Hani Amir a la tête presque aussi dure que le mur de béton qui surplombe sa maison. Ni les pressions, ni les barbelés ne lui feront quitter l'endroit où il vit avec sa femme, Mounira, et les plus jeunes de leurs six enfants.

Pour se rendre chez les Amir, il faut traverser Masha, village palestinien situé à un peu plus d'une heure de route au nord de Jérusalem. Avec ses fenêtres placardées et ses rues désertes, Masha a des airs de village abandonné. Au bout d'une rue cahoteuse, nous débouchons sur une zone militaire encerclée par des clôtures métalliques et 37 panneaux de béton gris.
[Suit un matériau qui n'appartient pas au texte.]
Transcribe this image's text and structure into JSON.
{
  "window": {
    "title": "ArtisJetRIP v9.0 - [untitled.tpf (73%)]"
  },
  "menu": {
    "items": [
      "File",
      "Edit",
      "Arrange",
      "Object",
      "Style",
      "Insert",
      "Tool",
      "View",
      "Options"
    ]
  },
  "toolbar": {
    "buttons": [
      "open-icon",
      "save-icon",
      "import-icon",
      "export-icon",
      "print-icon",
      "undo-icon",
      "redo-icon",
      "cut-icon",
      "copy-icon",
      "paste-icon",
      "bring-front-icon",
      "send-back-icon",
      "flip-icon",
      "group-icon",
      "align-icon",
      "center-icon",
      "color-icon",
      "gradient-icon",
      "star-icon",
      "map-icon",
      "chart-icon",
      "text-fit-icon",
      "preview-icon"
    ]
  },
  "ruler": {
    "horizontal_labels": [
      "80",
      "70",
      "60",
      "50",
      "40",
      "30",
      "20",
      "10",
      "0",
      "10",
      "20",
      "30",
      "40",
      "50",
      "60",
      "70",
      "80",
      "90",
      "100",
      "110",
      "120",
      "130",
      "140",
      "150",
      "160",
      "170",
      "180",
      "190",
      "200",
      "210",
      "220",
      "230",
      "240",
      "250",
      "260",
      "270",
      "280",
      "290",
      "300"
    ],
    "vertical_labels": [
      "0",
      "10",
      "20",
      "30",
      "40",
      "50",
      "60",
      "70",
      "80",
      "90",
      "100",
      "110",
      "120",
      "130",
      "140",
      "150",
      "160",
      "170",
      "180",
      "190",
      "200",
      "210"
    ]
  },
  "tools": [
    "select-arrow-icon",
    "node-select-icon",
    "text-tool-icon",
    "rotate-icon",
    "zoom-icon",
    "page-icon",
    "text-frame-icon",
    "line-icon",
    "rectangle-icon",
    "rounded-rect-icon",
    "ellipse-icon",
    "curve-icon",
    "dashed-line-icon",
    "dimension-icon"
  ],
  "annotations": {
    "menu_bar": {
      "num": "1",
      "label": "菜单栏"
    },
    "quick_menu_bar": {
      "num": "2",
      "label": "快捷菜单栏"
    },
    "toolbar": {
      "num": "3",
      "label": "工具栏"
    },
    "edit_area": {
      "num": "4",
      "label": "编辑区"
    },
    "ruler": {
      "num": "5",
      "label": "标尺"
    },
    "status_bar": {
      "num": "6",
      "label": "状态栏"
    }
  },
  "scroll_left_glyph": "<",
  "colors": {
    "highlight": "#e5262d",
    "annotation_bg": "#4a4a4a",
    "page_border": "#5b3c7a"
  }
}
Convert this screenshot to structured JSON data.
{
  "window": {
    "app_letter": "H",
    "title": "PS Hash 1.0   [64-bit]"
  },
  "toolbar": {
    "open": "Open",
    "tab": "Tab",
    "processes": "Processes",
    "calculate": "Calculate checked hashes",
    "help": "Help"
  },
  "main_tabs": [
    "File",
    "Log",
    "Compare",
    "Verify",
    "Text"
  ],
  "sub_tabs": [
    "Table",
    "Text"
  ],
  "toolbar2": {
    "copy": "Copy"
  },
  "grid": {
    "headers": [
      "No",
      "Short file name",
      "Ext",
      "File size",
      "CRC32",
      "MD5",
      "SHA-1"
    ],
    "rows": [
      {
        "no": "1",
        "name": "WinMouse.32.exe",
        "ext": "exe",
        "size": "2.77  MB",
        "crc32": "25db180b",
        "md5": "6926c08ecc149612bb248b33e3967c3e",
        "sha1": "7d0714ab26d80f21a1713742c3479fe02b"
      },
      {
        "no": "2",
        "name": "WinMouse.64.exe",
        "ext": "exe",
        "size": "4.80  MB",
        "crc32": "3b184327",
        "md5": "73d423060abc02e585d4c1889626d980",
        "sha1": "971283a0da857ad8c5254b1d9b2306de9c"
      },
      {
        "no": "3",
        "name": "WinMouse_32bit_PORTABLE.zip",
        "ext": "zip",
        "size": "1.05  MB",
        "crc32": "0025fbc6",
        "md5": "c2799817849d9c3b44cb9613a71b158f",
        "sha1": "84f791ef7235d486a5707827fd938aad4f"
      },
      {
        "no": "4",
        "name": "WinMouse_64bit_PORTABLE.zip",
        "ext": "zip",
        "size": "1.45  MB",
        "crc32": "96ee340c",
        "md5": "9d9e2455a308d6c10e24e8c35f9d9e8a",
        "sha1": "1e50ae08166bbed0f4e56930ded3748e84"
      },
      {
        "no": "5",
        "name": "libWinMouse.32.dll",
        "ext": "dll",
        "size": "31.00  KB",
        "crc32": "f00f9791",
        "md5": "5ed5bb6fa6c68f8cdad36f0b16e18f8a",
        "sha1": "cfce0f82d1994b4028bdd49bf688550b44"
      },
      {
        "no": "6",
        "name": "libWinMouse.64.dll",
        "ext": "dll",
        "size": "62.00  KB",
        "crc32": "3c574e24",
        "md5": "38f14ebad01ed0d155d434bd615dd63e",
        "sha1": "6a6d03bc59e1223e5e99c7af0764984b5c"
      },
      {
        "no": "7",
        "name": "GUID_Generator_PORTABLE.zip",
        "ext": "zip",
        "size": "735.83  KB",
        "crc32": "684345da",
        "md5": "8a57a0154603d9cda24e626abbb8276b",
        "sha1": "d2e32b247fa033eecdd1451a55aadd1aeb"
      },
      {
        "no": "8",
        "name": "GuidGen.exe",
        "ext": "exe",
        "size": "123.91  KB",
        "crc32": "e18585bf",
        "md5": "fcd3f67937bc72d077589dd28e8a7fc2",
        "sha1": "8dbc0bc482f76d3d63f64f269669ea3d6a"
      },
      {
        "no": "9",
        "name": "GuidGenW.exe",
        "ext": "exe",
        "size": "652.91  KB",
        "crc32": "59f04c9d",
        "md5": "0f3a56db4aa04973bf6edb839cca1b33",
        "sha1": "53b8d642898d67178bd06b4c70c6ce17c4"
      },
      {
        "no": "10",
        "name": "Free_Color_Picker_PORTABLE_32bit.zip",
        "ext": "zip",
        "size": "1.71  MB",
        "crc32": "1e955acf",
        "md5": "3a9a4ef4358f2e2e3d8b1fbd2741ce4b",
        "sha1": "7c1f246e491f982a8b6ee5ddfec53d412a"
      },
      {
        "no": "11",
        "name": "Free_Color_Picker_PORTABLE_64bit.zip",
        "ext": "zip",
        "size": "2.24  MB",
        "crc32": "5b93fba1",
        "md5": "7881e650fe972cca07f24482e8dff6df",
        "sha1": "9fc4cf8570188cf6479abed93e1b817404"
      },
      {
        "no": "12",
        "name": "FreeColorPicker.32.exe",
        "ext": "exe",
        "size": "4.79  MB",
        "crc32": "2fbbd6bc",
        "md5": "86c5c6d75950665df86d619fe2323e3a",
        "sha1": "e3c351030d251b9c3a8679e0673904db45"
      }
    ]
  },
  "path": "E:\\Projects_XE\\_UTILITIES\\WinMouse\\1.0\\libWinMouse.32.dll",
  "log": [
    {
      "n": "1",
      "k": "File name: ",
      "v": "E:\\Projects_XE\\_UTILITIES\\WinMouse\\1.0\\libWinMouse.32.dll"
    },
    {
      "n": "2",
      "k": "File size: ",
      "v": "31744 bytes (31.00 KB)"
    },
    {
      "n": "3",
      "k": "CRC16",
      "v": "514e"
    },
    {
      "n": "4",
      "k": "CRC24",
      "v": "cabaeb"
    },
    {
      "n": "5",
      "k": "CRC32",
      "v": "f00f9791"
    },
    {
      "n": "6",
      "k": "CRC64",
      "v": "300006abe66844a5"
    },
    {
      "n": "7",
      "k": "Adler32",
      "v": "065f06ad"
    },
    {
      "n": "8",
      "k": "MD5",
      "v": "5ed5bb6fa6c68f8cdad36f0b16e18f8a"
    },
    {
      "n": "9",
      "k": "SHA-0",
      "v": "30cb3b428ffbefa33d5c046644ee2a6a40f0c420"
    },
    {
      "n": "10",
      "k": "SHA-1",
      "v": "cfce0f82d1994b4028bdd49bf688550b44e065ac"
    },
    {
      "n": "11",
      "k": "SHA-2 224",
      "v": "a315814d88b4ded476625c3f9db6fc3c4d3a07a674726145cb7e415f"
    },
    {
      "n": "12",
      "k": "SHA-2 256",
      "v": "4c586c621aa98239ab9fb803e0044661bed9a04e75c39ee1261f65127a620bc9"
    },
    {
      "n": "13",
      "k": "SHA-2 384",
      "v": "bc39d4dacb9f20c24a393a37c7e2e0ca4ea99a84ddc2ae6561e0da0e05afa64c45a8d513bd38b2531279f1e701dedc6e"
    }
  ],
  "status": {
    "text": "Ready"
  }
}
C'est à l'intérieur de cette zone qu'habitent les Amir.

Terre rocailleuse, rosiers secs, maison aux murs écaillés. Les Amir vivent coupés de Masha, leur village palestinien. Mais ils sont aussi séparés d'Elqana, la coquette colonie juive qui se déploie derrière leur maison. De l'autre côté des barbelés.

Masha se trouve en pleine Cisjordanie, à l'est de la «ligne verte» - la frontière reconnue d'Israël. Au loin, on aperçoit des villages palestiniens et leurs minarets. Mais Hani Amir habite un no man's land militaire, ni tout à fait en Palestine, ni tout à fait en Israël.

Ennui

Averti de notre visite par un coup de fil, Hani descend d'un pas lourd vers la porte grillagée pour nous faire entrer.

Théoriquement, seuls les résidants de sa maison sont autorisés à traverser cette porte. En pratique, les militaires israéliens surveillent distraitement l'endroit. Mais cet environnement de béton et de fer décourage les visiteurs.

«Je m'ennuie, ici, il n'y a personne avec qui jouer», se plaint Sheddad, un gamin de 9 ans, le cadet de la famille.

«Nous sommes très isolés, nos proches craignent de nous exposer à des représailles israéliennes en venant chez nous», soupire sa mère, Mounira.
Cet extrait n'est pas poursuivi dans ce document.